## Physics for Scientists and Engineers: A Strategic Approach with Modern Physics (4th Edition)

(a) $v = 6.0\times 10^7~m/s$ (b) $r = 17.1~cm$
(a) We can write an expression for the force on the electron from the electric field: $F_E = E~q = \frac{\Delta V~q}{d}$ We can write an expression for the force on the electron from the magnetic field: $F_B = q~v~B$ If the electron is not deflected, then $F_E$ and $F_B$ must have the same magnitude while directed in opposite directions.

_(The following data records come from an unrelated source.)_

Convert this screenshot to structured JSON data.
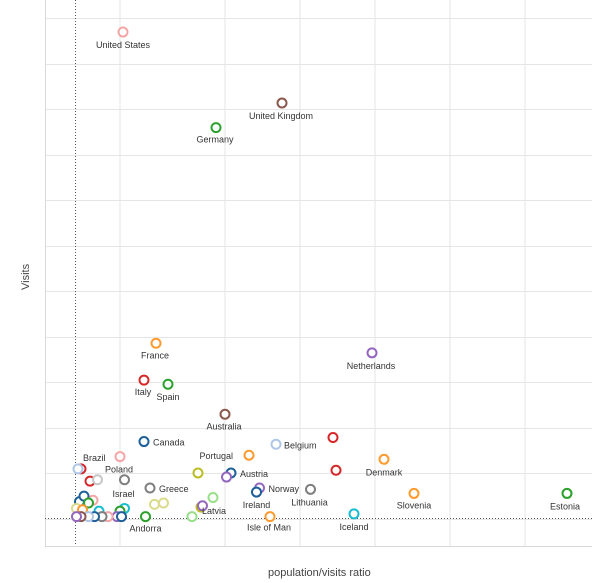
{
  "chart_data": {
    "type": "scatter",
    "title": "",
    "xlabel": "population/visits ratio",
    "ylabel": "Visits",
    "grid": true,
    "legend": "none",
    "xlim": [
      -1,
      35
    ],
    "ylim": [
      -1,
      37
    ],
    "reference_lines": {
      "x": 0,
      "y": 0
    },
    "points": [
      {
        "label": "United States",
        "x": 3.2,
        "y": 35.6,
        "color": "#f4a6a6"
      },
      {
        "label": "United Kingdom",
        "x": 13.8,
        "y": 30.4,
        "color": "#8c564b"
      },
      {
        "label": "Germany",
        "x": 9.4,
        "y": 28.6,
        "color": "#2ca02c"
      },
      {
        "label": "Netherlands",
        "x": 19.8,
        "y": 12.1,
        "color": "#9467bd"
      },
      {
        "label": "France",
        "x": 5.4,
        "y": 12.8,
        "color": "#ff9a2e"
      },
      {
        "label": "Italy",
        "x": 4.6,
        "y": 10.1,
        "color": "#d62728"
      },
      {
        "label": "Spain",
        "x": 6.2,
        "y": 9.8,
        "color": "#2ca02c"
      },
      {
        "label": "Australia",
        "x": 10.0,
        "y": 7.6,
        "color": "#8c564b"
      },
      {
        "label": "Canada",
        "x": 4.6,
        "y": 5.6,
        "color": "#1f5f99"
      },
      {
        "label": "Belgium",
        "x": 13.4,
        "y": 5.4,
        "color": "#aec7e8"
      },
      {
        "label": "Portugal",
        "x": 11.6,
        "y": 4.6,
        "color": "#ff9a2e"
      },
      {
        "label": "Brazil",
        "x": 0.4,
        "y": 3.6,
        "color": "#d62728"
      },
      {
        "label": "Poland",
        "x": 3.0,
        "y": 4.5,
        "color": "#f4a6a6"
      },
      {
        "label": "Denmark",
        "x": 20.6,
        "y": 4.3,
        "color": "#ff9a2e"
      },
      {
        "label": "Austria",
        "x": 10.4,
        "y": 3.3,
        "color": "#1f5f99"
      },
      {
        "label": "Greece",
        "x": 5.0,
        "y": 2.2,
        "color": "#7f7f7f"
      },
      {
        "label": "Israel",
        "x": 3.3,
        "y": 2.8,
        "color": "#7f7f7f"
      },
      {
        "label": "Norway",
        "x": 12.3,
        "y": 2.2,
        "color": "#9467bd"
      },
      {
        "label": "Ireland",
        "x": 12.1,
        "y": 1.9,
        "color": "#1f5f99"
      },
      {
        "label": "Lithuania",
        "x": 15.7,
        "y": 2.1,
        "color": "#7f7f7f"
      },
      {
        "label": "Slovenia",
        "x": 22.6,
        "y": 1.8,
        "color": "#ff9a2e"
      },
      {
        "label": "Estonia",
        "x": 32.8,
        "y": 1.8,
        "color": "#2ca02c"
      },
      {
        "label": "Latvia",
        "x": 8.4,
        "y": 0.8,
        "color": "#bcbd22"
      },
      {
        "label": "Andorra",
        "x": 4.7,
        "y": 0.1,
        "color": "#2ca02c"
      },
      {
        "label": "Isle of Man",
        "x": 13.0,
        "y": 0.1,
        "color": "#ff9a2e"
      },
      {
        "label": "Iceland",
        "x": 18.6,
        "y": 0.3,
        "color": "#17becf"
      },
      {
        "label": "",
        "x": 17.2,
        "y": 5.9,
        "color": "#d62728"
      },
      {
        "label": "",
        "x": 17.4,
        "y": 3.5,
        "color": "#d62728"
      },
      {
        "label": "",
        "x": 8.2,
        "y": 3.3,
        "color": "#bcbd22"
      },
      {
        "label": "",
        "x": 10.1,
        "y": 3.0,
        "color": "#9467bd"
      },
      {
        "label": "",
        "x": 9.2,
        "y": 1.5,
        "color": "#98df8a"
      },
      {
        "label": "",
        "x": 5.3,
        "y": 1.0,
        "color": "#dbdb8d"
      },
      {
        "label": "",
        "x": 5.9,
        "y": 1.1,
        "color": "#dbdb8d"
      },
      {
        "label": "",
        "x": 8.5,
        "y": 0.9,
        "color": "#9467bd"
      },
      {
        "label": "",
        "x": 7.8,
        "y": 0.1,
        "color": "#98df8a"
      },
      {
        "label": "",
        "x": 1.0,
        "y": 2.7,
        "color": "#d62728"
      },
      {
        "label": "",
        "x": 1.5,
        "y": 2.8,
        "color": "#c7c7c7"
      },
      {
        "label": "",
        "x": 0.2,
        "y": 3.6,
        "color": "#aec7e8"
      },
      {
        "label": "",
        "x": 1.2,
        "y": 1.3,
        "color": "#f4a6a6"
      },
      {
        "label": "",
        "x": 0.3,
        "y": 1.2,
        "color": "#1f5f99"
      },
      {
        "label": "",
        "x": 0.6,
        "y": 1.6,
        "color": "#1f5f99"
      },
      {
        "label": "",
        "x": 0.9,
        "y": 1.1,
        "color": "#2ca02c"
      },
      {
        "label": "",
        "x": 0.1,
        "y": 0.7,
        "color": "#dbdb8d"
      },
      {
        "label": "",
        "x": 0.5,
        "y": 0.6,
        "color": "#ff9a2e"
      },
      {
        "label": "",
        "x": 1.6,
        "y": 0.5,
        "color": "#17becf"
      },
      {
        "label": "",
        "x": 3.3,
        "y": 0.7,
        "color": "#17becf"
      },
      {
        "label": "",
        "x": 3.0,
        "y": 0.5,
        "color": "#2ca02c"
      },
      {
        "label": "",
        "x": 2.8,
        "y": 0.1,
        "color": "#9467bd"
      },
      {
        "label": "",
        "x": 3.1,
        "y": 0.1,
        "color": "#1f5f99"
      },
      {
        "label": "",
        "x": 2.2,
        "y": 0.1,
        "color": "#f4a6a6"
      },
      {
        "label": "",
        "x": 1.8,
        "y": 0.1,
        "color": "#7f7f7f"
      },
      {
        "label": "",
        "x": 1.3,
        "y": 0.1,
        "color": "#1f5f99"
      },
      {
        "label": "",
        "x": 0.9,
        "y": 0.1,
        "color": "#aec7e8"
      },
      {
        "label": "",
        "x": 0.4,
        "y": 0.1,
        "color": "#8c564b"
      },
      {
        "label": "",
        "x": 0.1,
        "y": 0.1,
        "color": "#9467bd"
      }
    ]
  }
}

We can find the electron's speed $v$: $F_B = F_E$ $q~v~B = \frac{\Delta V~q}{d}$ $v = \frac{\Delta V}{d~B}$ $v = \frac{600~V}{(5.0\times 10^{-3}~m)(2.0\times 10^{-3}~T)}$ $v = 6.0\times 10^7~m/s$ (b) We can find the electron's radius of curvature: $F_B = \frac{mv^2}{r}$ $q~v~B = \frac{mv^2}{r}$ $r = \frac{mv}{q~B}$ $r = \frac{(9.109\times 10^{-31}~kg)(6.0\times 10^7~m/s)}{(1.6\times 10^{-19}~C)~(2.0\times 10^{-3}~T)}$ $r = 0.171~m$ $r = 17.1~cm$